Merkez Parti Genel Başkanı Prof. Dr. Abdurrahim Karslı, partisini herkese eşit davranan, hizmetin, hakkaniyetin ve istikbale ait değerlerin üretildiği bir merkez olarak tanımlıyor. Prof. Dr. Abdurrahim Karslı, “Biz fikir partisi değiliz, ideoloji partisi değiliz, biz fikirde ittifak etmek mecburiyetinde de değiliz. Bizim dayandığımız kaynak Hak. Bu hayatımızın felsefesi kuvvete dayanmıyoruz, Hakka dayanıyoruz. Kuvvetli olan haklı değildir. Bizde kim haklıysa o kuvvetlidir. Milletin menfaatlerini yükseltmeye gidiyoruz. Merkez Parti Genel Başkanı Prof. Dr. Abdurrahim Karslı Türkiye genelinde oldugu gibi İstanbul'da da oldukça  güçlü,istanbul halkının yakından tanıdığı ilçelerinde sevilen bir milletvekili kadrosu ile seçime gireceklerini halkımızın vicdanı ile sandığa gitmesini ve ülkenin birliği, huzuru ve hakkaniyetli bir yaşam için kutsal olan oyunu Merkez Partiye vermelerini kıymetli vatandaşlarımıza tavsiye ediyoruz " mesajını verdi.

Karslı: Devlet samimi olsa...


İç politikada olduğu gibi dış politikada da hukuka tabi olduklarını belirten Prof. Dr. Abdurrahim Karslı, bugüne kadar yapılan uygulamaların bazılarının iki dudağı arasından çıktığını ve Türkiye’nin yanlış uygulanan dış politikalar yüzünden dünyada yalnızlığı oynayan ülke konumuna düştüğünü savundu. Artan terör olayları için çarpıcı tespitler yapan Prof. Dr. Abdurrahim Karslı “Devlet samimi olsa, PKK’yı yok etmek için para kaynağını kurutur” dedi.

Merkez Parti (MEP) hakkında:


Merkez Parti (MEP), 7 Temmuz 2014 tarihinde İ.Ü. Hukuk Fakültesi Medeni Usul ve İcra-İflas Hukuku Ana Bilim Dalı Başkanı Prof. Dr. Abdurrahim Karslı tarafından kuruldu. 26 Ocak 2015'te CHP’den istifa eden İstanbul milletvekili Ercan Cengiz’in partiye katılmasıyla 24. dönemde TBMM’de temsil edildi. Türkiye'nin 81. siyasi partisi olan MEP, 7 Haziran’daki genel seçimlerde toplam 20 bin 945 oy aldı. Partinin Türkiye genelindeki oy oranı ise yüzde 0,05 olarak gerçekleşti.

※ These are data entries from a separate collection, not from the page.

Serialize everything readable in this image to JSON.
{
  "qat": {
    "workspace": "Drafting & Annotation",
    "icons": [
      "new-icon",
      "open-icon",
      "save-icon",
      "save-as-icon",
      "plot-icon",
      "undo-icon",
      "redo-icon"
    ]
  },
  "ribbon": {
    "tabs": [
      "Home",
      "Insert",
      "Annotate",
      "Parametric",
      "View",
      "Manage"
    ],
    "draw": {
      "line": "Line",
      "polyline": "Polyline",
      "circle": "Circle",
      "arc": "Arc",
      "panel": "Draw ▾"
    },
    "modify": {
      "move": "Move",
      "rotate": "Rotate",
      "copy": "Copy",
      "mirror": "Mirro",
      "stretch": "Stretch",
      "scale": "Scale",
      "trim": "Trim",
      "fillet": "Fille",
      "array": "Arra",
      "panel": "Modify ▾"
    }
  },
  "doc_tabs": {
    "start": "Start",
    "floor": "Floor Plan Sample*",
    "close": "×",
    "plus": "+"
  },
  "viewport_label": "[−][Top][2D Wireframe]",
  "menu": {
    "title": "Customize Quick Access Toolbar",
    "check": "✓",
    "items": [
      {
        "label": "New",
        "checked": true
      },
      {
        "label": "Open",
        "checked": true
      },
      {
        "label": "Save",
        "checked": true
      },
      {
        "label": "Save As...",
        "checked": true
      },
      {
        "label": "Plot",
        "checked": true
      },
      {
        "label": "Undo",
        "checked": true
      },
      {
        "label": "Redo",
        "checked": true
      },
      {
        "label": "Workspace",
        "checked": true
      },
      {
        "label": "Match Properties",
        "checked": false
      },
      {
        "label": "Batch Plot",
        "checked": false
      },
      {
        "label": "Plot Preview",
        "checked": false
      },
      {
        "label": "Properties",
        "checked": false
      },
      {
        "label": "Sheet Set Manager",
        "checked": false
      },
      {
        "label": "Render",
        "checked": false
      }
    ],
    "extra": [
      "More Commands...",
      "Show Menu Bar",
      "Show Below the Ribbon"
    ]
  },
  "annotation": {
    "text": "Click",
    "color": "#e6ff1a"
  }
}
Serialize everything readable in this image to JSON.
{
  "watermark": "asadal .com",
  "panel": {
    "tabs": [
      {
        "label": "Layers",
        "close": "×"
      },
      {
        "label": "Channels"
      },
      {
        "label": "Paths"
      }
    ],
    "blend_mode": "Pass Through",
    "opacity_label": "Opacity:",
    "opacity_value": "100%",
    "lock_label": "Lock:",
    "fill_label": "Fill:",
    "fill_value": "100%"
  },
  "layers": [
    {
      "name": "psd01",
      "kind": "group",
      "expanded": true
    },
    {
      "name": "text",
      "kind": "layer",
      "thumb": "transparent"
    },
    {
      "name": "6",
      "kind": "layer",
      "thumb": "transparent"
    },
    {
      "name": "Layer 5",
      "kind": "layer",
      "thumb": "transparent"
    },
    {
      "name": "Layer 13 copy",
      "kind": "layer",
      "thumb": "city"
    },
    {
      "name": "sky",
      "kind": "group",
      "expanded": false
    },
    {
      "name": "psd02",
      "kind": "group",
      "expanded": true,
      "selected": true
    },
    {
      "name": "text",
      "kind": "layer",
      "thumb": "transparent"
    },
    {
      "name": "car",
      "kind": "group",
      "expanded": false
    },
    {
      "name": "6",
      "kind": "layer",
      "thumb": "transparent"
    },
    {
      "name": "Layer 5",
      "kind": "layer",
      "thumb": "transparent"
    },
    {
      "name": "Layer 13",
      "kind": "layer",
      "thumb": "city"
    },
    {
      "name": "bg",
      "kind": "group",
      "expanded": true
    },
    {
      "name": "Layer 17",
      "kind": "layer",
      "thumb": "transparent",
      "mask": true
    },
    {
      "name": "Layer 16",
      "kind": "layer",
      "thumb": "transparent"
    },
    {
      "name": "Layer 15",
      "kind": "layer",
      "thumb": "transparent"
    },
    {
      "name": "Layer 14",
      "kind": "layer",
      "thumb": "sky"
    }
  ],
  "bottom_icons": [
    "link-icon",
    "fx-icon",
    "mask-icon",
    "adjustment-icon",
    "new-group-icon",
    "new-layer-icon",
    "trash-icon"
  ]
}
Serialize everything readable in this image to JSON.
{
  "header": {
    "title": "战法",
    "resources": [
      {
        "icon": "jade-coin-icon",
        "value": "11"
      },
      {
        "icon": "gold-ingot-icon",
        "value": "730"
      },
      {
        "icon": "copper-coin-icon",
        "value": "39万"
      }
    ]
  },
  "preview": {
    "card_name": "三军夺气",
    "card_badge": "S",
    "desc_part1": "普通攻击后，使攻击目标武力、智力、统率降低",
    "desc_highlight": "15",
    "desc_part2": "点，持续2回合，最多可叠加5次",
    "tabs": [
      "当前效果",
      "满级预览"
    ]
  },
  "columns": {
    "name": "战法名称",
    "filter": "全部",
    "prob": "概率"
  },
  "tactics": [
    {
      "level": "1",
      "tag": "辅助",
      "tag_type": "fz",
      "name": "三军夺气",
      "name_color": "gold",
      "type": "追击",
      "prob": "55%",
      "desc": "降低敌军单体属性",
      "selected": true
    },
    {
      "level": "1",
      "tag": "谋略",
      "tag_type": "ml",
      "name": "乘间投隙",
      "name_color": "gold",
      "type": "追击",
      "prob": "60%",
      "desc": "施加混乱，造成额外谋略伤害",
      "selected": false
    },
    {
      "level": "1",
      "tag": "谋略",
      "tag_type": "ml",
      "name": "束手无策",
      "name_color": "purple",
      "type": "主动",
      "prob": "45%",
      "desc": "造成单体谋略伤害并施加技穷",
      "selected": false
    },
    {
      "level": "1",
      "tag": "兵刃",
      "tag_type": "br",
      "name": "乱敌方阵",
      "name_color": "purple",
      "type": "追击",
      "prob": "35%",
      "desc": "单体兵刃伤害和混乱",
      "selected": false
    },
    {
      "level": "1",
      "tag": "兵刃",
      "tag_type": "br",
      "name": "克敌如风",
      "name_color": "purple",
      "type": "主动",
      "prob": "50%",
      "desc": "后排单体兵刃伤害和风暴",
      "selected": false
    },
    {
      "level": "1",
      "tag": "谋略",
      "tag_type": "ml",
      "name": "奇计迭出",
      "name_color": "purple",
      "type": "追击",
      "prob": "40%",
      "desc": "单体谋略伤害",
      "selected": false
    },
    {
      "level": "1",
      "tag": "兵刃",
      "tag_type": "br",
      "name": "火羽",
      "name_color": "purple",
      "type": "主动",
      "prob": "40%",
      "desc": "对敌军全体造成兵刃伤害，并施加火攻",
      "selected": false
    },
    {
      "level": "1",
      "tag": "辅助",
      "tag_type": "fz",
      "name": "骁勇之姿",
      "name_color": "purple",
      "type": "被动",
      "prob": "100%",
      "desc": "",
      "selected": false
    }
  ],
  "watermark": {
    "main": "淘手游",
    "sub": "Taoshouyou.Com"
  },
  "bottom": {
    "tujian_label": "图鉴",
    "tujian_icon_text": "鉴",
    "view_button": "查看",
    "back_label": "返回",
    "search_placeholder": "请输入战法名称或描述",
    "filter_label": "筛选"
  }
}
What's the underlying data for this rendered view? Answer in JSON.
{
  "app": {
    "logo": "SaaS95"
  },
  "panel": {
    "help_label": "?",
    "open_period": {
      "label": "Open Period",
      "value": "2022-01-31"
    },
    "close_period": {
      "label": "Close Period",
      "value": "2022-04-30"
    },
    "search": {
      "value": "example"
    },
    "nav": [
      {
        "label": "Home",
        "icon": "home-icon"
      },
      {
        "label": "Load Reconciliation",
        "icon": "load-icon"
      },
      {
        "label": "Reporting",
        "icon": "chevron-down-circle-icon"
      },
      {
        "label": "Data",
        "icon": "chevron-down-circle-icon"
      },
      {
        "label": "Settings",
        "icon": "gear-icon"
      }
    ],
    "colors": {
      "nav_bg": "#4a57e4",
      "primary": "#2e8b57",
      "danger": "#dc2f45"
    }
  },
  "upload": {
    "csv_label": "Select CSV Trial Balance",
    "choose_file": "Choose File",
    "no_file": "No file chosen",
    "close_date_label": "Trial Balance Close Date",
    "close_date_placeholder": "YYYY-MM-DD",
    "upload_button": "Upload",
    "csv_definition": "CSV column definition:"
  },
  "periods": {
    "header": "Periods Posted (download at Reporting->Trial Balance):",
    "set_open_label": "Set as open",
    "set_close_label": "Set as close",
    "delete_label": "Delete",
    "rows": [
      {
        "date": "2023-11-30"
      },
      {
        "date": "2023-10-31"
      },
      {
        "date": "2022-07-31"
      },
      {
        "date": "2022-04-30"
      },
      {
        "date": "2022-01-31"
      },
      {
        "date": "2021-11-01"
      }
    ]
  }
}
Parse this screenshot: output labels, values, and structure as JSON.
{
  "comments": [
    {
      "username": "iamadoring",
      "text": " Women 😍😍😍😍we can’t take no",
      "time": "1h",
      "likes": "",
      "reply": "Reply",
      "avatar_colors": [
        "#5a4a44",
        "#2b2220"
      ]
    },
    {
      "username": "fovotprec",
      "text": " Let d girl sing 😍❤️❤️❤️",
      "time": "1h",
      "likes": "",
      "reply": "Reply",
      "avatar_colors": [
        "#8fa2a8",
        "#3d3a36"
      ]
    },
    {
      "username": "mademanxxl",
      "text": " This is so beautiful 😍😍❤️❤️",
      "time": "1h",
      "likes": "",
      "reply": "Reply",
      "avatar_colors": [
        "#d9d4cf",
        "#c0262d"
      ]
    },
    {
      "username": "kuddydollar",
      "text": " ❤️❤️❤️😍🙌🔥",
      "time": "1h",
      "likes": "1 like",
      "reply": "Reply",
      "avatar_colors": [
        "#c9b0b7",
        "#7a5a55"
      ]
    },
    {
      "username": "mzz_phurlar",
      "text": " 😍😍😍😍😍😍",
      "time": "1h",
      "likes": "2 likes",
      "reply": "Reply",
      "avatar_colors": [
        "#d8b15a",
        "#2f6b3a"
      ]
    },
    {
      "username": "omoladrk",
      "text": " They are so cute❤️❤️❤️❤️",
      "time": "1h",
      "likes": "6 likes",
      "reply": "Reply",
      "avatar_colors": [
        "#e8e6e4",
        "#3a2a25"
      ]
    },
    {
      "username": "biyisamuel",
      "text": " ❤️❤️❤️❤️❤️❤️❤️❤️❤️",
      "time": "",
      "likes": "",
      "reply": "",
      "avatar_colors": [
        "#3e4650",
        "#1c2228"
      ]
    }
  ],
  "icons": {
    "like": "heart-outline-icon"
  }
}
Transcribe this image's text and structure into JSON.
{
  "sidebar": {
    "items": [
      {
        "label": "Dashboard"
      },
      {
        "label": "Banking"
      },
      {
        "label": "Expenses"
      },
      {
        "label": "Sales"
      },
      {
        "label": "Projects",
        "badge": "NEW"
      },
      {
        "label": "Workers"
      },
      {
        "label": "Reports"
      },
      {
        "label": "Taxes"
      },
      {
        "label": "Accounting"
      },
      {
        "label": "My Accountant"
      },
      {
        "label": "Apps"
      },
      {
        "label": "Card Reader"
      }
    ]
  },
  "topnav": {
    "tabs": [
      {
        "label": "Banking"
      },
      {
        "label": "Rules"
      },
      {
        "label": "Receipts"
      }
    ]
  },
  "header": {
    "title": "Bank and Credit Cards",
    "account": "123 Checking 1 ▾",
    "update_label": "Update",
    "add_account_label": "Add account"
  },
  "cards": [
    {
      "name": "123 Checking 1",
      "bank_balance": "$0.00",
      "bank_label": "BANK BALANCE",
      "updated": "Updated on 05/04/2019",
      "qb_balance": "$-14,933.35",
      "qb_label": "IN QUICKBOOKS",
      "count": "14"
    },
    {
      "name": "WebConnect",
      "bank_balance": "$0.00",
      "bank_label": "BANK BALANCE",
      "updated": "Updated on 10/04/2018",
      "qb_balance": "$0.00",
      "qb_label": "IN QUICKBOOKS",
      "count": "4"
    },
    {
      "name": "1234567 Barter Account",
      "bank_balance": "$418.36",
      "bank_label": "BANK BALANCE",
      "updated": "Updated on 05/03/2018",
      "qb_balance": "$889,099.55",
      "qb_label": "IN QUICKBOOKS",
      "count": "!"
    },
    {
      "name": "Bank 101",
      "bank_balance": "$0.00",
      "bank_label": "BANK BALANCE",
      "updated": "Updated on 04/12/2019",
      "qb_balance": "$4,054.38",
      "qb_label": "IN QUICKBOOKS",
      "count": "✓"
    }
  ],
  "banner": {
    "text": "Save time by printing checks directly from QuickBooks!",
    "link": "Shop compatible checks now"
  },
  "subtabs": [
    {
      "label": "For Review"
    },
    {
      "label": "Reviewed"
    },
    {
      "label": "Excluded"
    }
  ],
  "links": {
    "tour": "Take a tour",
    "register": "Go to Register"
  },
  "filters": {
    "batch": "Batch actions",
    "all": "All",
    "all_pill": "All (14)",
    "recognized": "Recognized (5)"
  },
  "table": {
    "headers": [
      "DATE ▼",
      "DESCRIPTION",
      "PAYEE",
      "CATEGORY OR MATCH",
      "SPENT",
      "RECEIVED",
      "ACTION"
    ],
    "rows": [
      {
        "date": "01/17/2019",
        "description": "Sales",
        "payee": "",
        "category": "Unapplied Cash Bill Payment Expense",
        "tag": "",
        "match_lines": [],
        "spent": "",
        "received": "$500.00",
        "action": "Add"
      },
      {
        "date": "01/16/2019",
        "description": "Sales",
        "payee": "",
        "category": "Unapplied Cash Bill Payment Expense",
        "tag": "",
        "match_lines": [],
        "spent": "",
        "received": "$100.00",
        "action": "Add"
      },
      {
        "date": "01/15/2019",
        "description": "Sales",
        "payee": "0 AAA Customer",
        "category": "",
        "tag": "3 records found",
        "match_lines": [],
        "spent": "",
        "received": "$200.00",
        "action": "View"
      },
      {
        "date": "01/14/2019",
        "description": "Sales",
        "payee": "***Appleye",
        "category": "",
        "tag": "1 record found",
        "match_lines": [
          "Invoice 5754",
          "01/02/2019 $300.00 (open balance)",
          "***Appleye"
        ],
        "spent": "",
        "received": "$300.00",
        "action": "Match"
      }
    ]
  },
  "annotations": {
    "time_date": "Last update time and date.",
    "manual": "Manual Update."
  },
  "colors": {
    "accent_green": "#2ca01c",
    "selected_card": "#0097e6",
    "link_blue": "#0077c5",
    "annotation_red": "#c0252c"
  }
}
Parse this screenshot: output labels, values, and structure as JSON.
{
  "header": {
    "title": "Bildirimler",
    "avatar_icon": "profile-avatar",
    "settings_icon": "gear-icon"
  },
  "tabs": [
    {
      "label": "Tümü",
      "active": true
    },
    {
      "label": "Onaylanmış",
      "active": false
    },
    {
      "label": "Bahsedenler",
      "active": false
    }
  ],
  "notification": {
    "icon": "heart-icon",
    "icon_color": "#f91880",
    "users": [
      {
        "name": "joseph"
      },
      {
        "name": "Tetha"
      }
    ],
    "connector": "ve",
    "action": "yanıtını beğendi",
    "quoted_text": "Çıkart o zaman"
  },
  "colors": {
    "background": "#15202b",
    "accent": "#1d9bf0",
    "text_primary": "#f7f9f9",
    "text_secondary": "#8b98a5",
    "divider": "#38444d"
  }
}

Prof. Dr. Abdurrahim Karslı kimdir?


Merkez Parti’nin kurucu genel başkanı Prof. Dr. Abdurrahim Karslı, 10 Aralık 1964 Erzurum-Horasan’da doğdu. 2002 yılından beri İstanbul Üniversitesi Hukuk Fakültesi Medeni Usul ve İcra-İflas Hukuku Ana Bilim Dalı Başkanı olan Karslı’nın, hukuk alanında basılmış birçok eseri mevcuttur. Prof. Dr. Abdurrahim Karslı, batık Egebank ve Yurtbank davalarında bilirkişi olarak raporlar hazırlamış ve birçok batık bankayı tasfiye etmiştir. Bu davalar sonucunda 14 Nisan 2003 tarihinde Üsküdar’daki ofisinin önünde maalesef  saldırıya uğramıştır. 17 Aralık 2013 tarihinde Cumhuriyet Savcısı Celal Kara ve İstanbul Emniyet Müdürlüğü Organize Suçlarla Mücadele ve Mali Şube Müdürlüğü ekipleri, aralarında işadamları, bürokratlar, banka müdürleri, kamu görevlileri ve 61. Hükümetin kabine üyesi üç bakanın oğullarının olduğu 47 kişinin, "rüşvet, görevi kötüye kullanma, ihaleye fesat karıştırma ve kaçakçılık" suçlarını işledikleri iddiasıyla gözaltına alındığı soruşturma hakkında "Yargıya müdahale edildi" diye açıklama yaparak tavrını ve duruşunu ortaya koymuştur.